There is another subtle economic point about substantial, diverse migration. One of the factors that helped Australia get the Olympic Games was the presence in Australia of substantial migrant communities from almost everywhere on earth, and the Games will give Australia a considerable economic boost, both before and after, for obvious reasons.

A similar point applies to trade, particularly with Asia. The presence of energetic trading communities from different countries contributes to trade with those countries. Again, a number of firms trading mainly in Asia have chosen to use Sydney as a location for their call centres and card centres because Sydney has a large reservoir of skilled labour speaking and writing just about every language on earth.

The argument about Australia's carrying capacity

The anti-immigrationists make three main appeals. One is to the perceived latent resentment of Anglo-Australians against changes to the ethnic and cultural mix of Australia. This line of argument is essentially an appeal to cultural ativism.

It is usually there in the arguments, but it is often veiled a bit to avoid offending the more civilised Australians. At the popular level, talkback radio hosts, and the One Nation bunch exploit this perceived ativism mercilessly. At a theoretical level people such as Miriam Dixson and Paul Sheehan implicitly invoke this perceived feeling while ostensibly deploring it.

The second line of argument is that migration is economically bad for Australia. That argument is unsustainable and I've dealt with it above.

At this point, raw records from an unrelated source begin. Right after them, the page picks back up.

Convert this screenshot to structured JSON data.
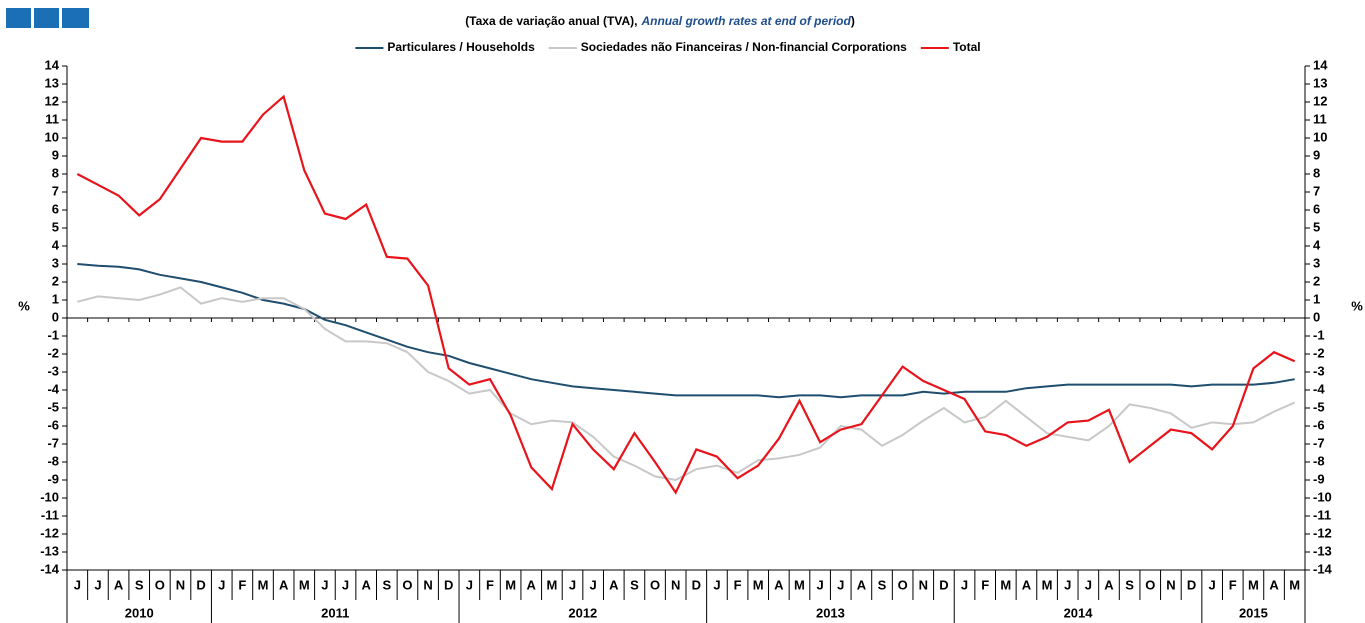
{
  "chart_data": {
    "type": "line",
    "subtitle_parts": [
      "(Taxa de variação anual (TVA),",
      "Annual growth rates at end of period",
      ")"
    ],
    "y_label": "%",
    "categories": [
      "J",
      "J",
      "A",
      "S",
      "O",
      "N",
      "D",
      "J",
      "F",
      "M",
      "A",
      "M",
      "J",
      "J",
      "A",
      "S",
      "O",
      "N",
      "D",
      "J",
      "F",
      "M",
      "A",
      "M",
      "J",
      "J",
      "A",
      "S",
      "O",
      "N",
      "D",
      "J",
      "F",
      "M",
      "A",
      "M",
      "J",
      "J",
      "A",
      "S",
      "O",
      "N",
      "D",
      "J",
      "F",
      "M",
      "A",
      "M",
      "J",
      "J",
      "A",
      "S",
      "O",
      "N",
      "D",
      "J",
      "F",
      "M",
      "A",
      "M"
    ],
    "years": [
      "2010",
      "2011",
      "2012",
      "2013",
      "2014",
      "2015"
    ],
    "ylim": [
      -14,
      14
    ],
    "yticks": [
      -14,
      -13,
      -12,
      -11,
      -10,
      -9,
      -8,
      -7,
      -6,
      -5,
      -4,
      -3,
      -2,
      -1,
      0,
      1,
      2,
      3,
      4,
      5,
      6,
      7,
      8,
      9,
      10,
      11,
      12,
      13,
      14
    ],
    "series": [
      {
        "name": "Particulares / Households",
        "color": "#1f4e6e",
        "values": [
          3.0,
          2.9,
          2.85,
          2.7,
          2.4,
          2.2,
          2.0,
          1.7,
          1.4,
          1.0,
          0.8,
          0.5,
          -0.1,
          -0.4,
          -0.8,
          -1.2,
          -1.6,
          -1.9,
          -2.1,
          -2.5,
          -2.8,
          -3.1,
          -3.4,
          -3.6,
          -3.8,
          -3.9,
          -4.0,
          -4.1,
          -4.2,
          -4.3,
          -4.3,
          -4.3,
          -4.3,
          -4.3,
          -4.4,
          -4.3,
          -4.3,
          -4.4,
          -4.3,
          -4.3,
          -4.3,
          -4.1,
          -4.2,
          -4.1,
          -4.1,
          -4.1,
          -3.9,
          -3.8,
          -3.7,
          -3.7,
          -3.7,
          -3.7,
          -3.7,
          -3.7,
          -3.8,
          -3.7,
          -3.7,
          -3.7,
          -3.6,
          -3.4
        ]
      },
      {
        "name": "Sociedades não Financeiras / Non-financial Corporations",
        "color": "#c8c8c8",
        "values": [
          0.9,
          1.2,
          1.1,
          1.0,
          1.3,
          1.7,
          0.8,
          1.1,
          0.9,
          1.1,
          1.1,
          0.5,
          -0.6,
          -1.3,
          -1.3,
          -1.4,
          -1.9,
          -3.0,
          -3.5,
          -4.2,
          -4.0,
          -5.3,
          -5.9,
          -5.7,
          -5.8,
          -6.6,
          -7.7,
          -8.2,
          -8.8,
          -9.0,
          -8.4,
          -8.2,
          -8.6,
          -7.9,
          -7.8,
          -7.6,
          -7.2,
          -6.0,
          -6.2,
          -7.1,
          -6.5,
          -5.7,
          -5.0,
          -5.8,
          -5.5,
          -4.6,
          -5.5,
          -6.4,
          -6.6,
          -6.8,
          -6.0,
          -4.8,
          -5.0,
          -5.3,
          -6.1,
          -5.8,
          -5.9,
          -5.8,
          -5.2,
          -4.7
        ]
      },
      {
        "name": "Total",
        "color": "#e8141c",
        "values": [
          8.0,
          7.4,
          6.8,
          5.7,
          6.6,
          8.3,
          10.0,
          9.8,
          9.8,
          11.3,
          12.3,
          8.2,
          5.8,
          5.5,
          6.3,
          3.4,
          3.3,
          1.8,
          -2.8,
          -3.7,
          -3.4,
          -5.4,
          -8.3,
          -9.5,
          -5.9,
          -7.3,
          -8.4,
          -6.4,
          -8.0,
          -9.7,
          -7.3,
          -7.7,
          -8.9,
          -8.2,
          -6.7,
          -4.6,
          -6.9,
          -6.2,
          -5.9,
          -4.3,
          -2.7,
          -3.5,
          -4.0,
          -4.5,
          -6.3,
          -6.5,
          -7.1,
          -6.6,
          -5.8,
          -5.7,
          -5.1,
          -8.0,
          -7.1,
          -6.2,
          -6.4,
          -7.3,
          -6.0,
          -2.8,
          -1.9,
          -2.4
        ]
      }
    ]
  }
}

The third argument is much more powerful and potent these days, even with many people who are opposed to overt racism, and regard themselves as civilised. It is expressed in the viewpoint of the organization called Australians for an Ecologically Sustainable Society and in the political outlook of the conservative electoral formation, the Australian Democrats, who advocate zero net immigration.

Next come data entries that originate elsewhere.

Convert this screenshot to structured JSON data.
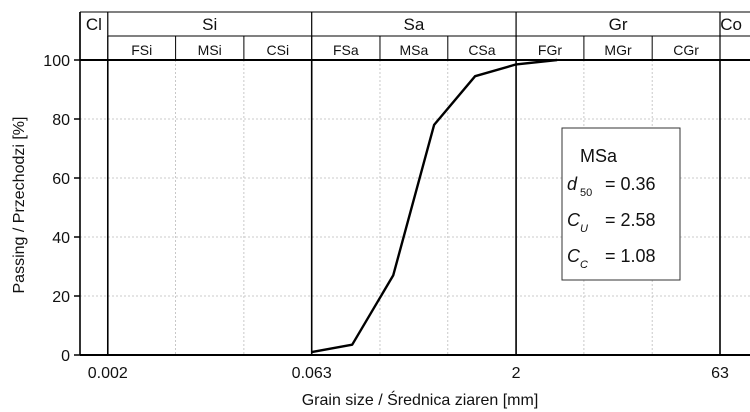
{
  "chart_data": {
    "type": "line",
    "xlabel": "Grain size / Średnica ziaren [mm]",
    "ylabel": "Passing / Przechodzi [%]",
    "x_scale": "log",
    "xlim": [
      0.00125,
      63
    ],
    "ylim": [
      0,
      100
    ],
    "yticks": [
      "0",
      "20",
      "40",
      "60",
      "80",
      "100"
    ],
    "xticks": [
      {
        "value": 0.002,
        "label": "0.002"
      },
      {
        "value": 0.063,
        "label": "0.063"
      },
      {
        "value": 2,
        "label": "2"
      },
      {
        "value": 63,
        "label": "63"
      }
    ],
    "major_classes": [
      {
        "label": "Cl",
        "from": 0.00125,
        "to": 0.002
      },
      {
        "label": "Si",
        "from": 0.002,
        "to": 0.063
      },
      {
        "label": "Sa",
        "from": 0.063,
        "to": 2
      },
      {
        "label": "Gr",
        "from": 2,
        "to": 63
      },
      {
        "label": "Co",
        "from": 63,
        "to": 80
      }
    ],
    "minor_classes": [
      {
        "label": "FSi",
        "from": 0.002,
        "to": 0.0063
      },
      {
        "label": "MSi",
        "from": 0.0063,
        "to": 0.02
      },
      {
        "label": "CSi",
        "from": 0.02,
        "to": 0.063
      },
      {
        "label": "FSa",
        "from": 0.063,
        "to": 0.2
      },
      {
        "label": "MSa",
        "from": 0.2,
        "to": 0.63
      },
      {
        "label": "CSa",
        "from": 0.63,
        "to": 2
      },
      {
        "label": "FGr",
        "from": 2,
        "to": 6.3
      },
      {
        "label": "MGr",
        "from": 6.3,
        "to": 20
      },
      {
        "label": "CGr",
        "from": 20,
        "to": 63
      }
    ],
    "series": [
      {
        "x": [
          0.063,
          0.125,
          0.25,
          0.5,
          1.0,
          2.0,
          4.0
        ],
        "y": [
          1.0,
          3.5,
          27.0,
          78.0,
          94.5,
          98.5,
          100.0
        ]
      }
    ],
    "grid": true,
    "annotation": {
      "title": "MSa",
      "rows": [
        {
          "sym": "d",
          "sub": "50",
          "value": "= 0.36"
        },
        {
          "sym": "C",
          "sub": "U",
          "value": "= 2.58"
        },
        {
          "sym": "C",
          "sub": "C",
          "value": "= 1.08"
        }
      ]
    },
    "colors": {
      "line": "#000000",
      "grid": "#bbbbbb"
    }
  }
}
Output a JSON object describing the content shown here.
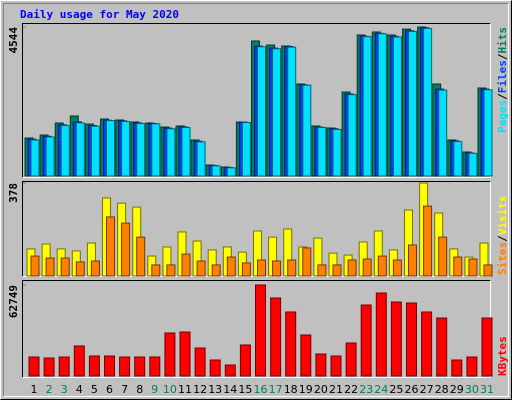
{
  "title": "Daily usage for May 2020",
  "legend_separator": "/",
  "chart_data": [
    {
      "type": "bar",
      "ylim": [
        0,
        4544
      ],
      "yticks": [
        4544
      ],
      "series": [
        {
          "name": "Pages",
          "color": "#00e0ff",
          "values": [
            1098,
            1190,
            1540,
            1620,
            1520,
            1690,
            1660,
            1600,
            1590,
            1440,
            1480,
            1040,
            310,
            250,
            1630,
            3940,
            3880,
            3930,
            2770,
            1480,
            1420,
            2480,
            4250,
            4340,
            4240,
            4410,
            4500,
            2620,
            1050,
            690,
            2630
          ]
        },
        {
          "name": "Files",
          "color": "#0040ff",
          "values": [
            1120,
            1210,
            1560,
            1650,
            1540,
            1700,
            1680,
            1620,
            1600,
            1460,
            1500,
            1060,
            320,
            260,
            1640,
            3960,
            3900,
            3950,
            2780,
            1490,
            1440,
            2500,
            4260,
            4350,
            4260,
            4430,
            4520,
            2650,
            1070,
            700,
            2650
          ]
        },
        {
          "name": "Hits",
          "color": "#00805c",
          "values": [
            1159,
            1250,
            1617,
            1830,
            1586,
            1738,
            1708,
            1647,
            1617,
            1494,
            1525,
            1098,
            336,
            274,
            1647,
            4117,
            3995,
            3965,
            2806,
            1525,
            1464,
            2562,
            4300,
            4392,
            4300,
            4480,
            4544,
            2806,
            1098,
            732,
            2684
          ]
        }
      ]
    },
    {
      "type": "bar",
      "ylim": [
        0,
        378
      ],
      "yticks": [
        378
      ],
      "series": [
        {
          "name": "Sites",
          "color": "#ff8000",
          "values": [
            81,
            73,
            73,
            57,
            61,
            240,
            215,
            158,
            45,
            45,
            89,
            61,
            45,
            77,
            53,
            65,
            61,
            65,
            114,
            45,
            45,
            65,
            69,
            81,
            65,
            126,
            284,
            158,
            77,
            69,
            45
          ]
        },
        {
          "name": "Visits",
          "color": "#ffff00",
          "values": [
            110,
            130,
            110,
            102,
            134,
            317,
            296,
            280,
            81,
            118,
            179,
            142,
            106,
            118,
            97,
            183,
            158,
            191,
            118,
            154,
            93,
            85,
            138,
            183,
            106,
            268,
            378,
            256,
            110,
            77,
            134
          ]
        }
      ]
    },
    {
      "type": "bar",
      "ylim": [
        0,
        62749
      ],
      "yticks": [
        62749
      ],
      "categories": [
        "1",
        "2",
        "3",
        "4",
        "5",
        "6",
        "7",
        "8",
        "9",
        "10",
        "11",
        "12",
        "13",
        "14",
        "15",
        "16",
        "17",
        "18",
        "19",
        "20",
        "21",
        "22",
        "23",
        "24",
        "25",
        "26",
        "27",
        "28",
        "29",
        "30",
        "31"
      ],
      "category_colors": [
        "#000000",
        "#00805c",
        "#00805c",
        "#000000",
        "#000000",
        "#000000",
        "#000000",
        "#000000",
        "#00805c",
        "#00805c",
        "#000000",
        "#000000",
        "#000000",
        "#000000",
        "#000000",
        "#00805c",
        "#00805c",
        "#000000",
        "#000000",
        "#000000",
        "#000000",
        "#000000",
        "#00805c",
        "#00805c",
        "#000000",
        "#000000",
        "#000000",
        "#000000",
        "#000000",
        "#00805c",
        "#00805c"
      ],
      "series": [
        {
          "name": "KBytes",
          "color": "#ff0000",
          "values": [
            13101,
            12411,
            13101,
            20686,
            13791,
            13791,
            13101,
            13101,
            13101,
            29650,
            30340,
            19307,
            11033,
            7585,
            21376,
            62749,
            53785,
            44131,
            28272,
            15170,
            13791,
            22755,
            48958,
            57232,
            51027,
            50337,
            44131,
            39994,
            11033,
            13101,
            39994
          ]
        }
      ]
    }
  ]
}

The best-known popular advocates of this point of view are Tim Flannery, author of The Future Eaters and his disciple Paul Sheehan, author of Amongst the Barbarians. Other people who write about these questions and claim some expertise in the field, are the poet Mark O'Conner, the CSIRO scientist Doug Cocks, Ted Trainer the deep ecologist, the Birrell supporters and Katharine Betts.

Their essential argument is that Australia is a supremely eroded, overwhelmingly arid continent, that we are already overpopulated, and that if our present rate of population growth, the historically general 1.5 per cent to 2 per cent annually that has been the case over most of our history, continues further, disasters will develop in the not-too-distant future.

In one article, Flannery advances the argument that we should reduce the population from 19 million to 12 million. One wonders whether that includes an offer of voluntary euthanasia on his part! This line of argument involves a very considerable virtuosity with statistics.

Cocks and Flannery, who attempt occasionally to quantify their views, toss around various figures for arable land available in Australia. They appear to concede that most estimates of available arable land, made by people who know something about the subject, show that there are still vast areas of unused arable land in Australia.

Nevertheless, they manage, by ingenious manipulation of the figures to argue that this is really not significant, because the arable land is in Northern Australia, the water is in Northern Australia and we should be ultra-cautious. They continually express animosity to agriculture, which seems to be the hallmark of quite a few modern pseudo-geographers and pseudo-anthropologists.

There is a whole school developing of semi-scientific popular journalism devoted to the argument that agriculture is destroying humanity. Flannery even argues that it would be a good idea to make a large part of Australia into an enormous ecological theme park, finding large mammals from overseas to replace the diptodron in the ecological niche that it used to occupy about 10,000 years ago. Flannery often seems to prefer animals to humans. I disagree with this approach.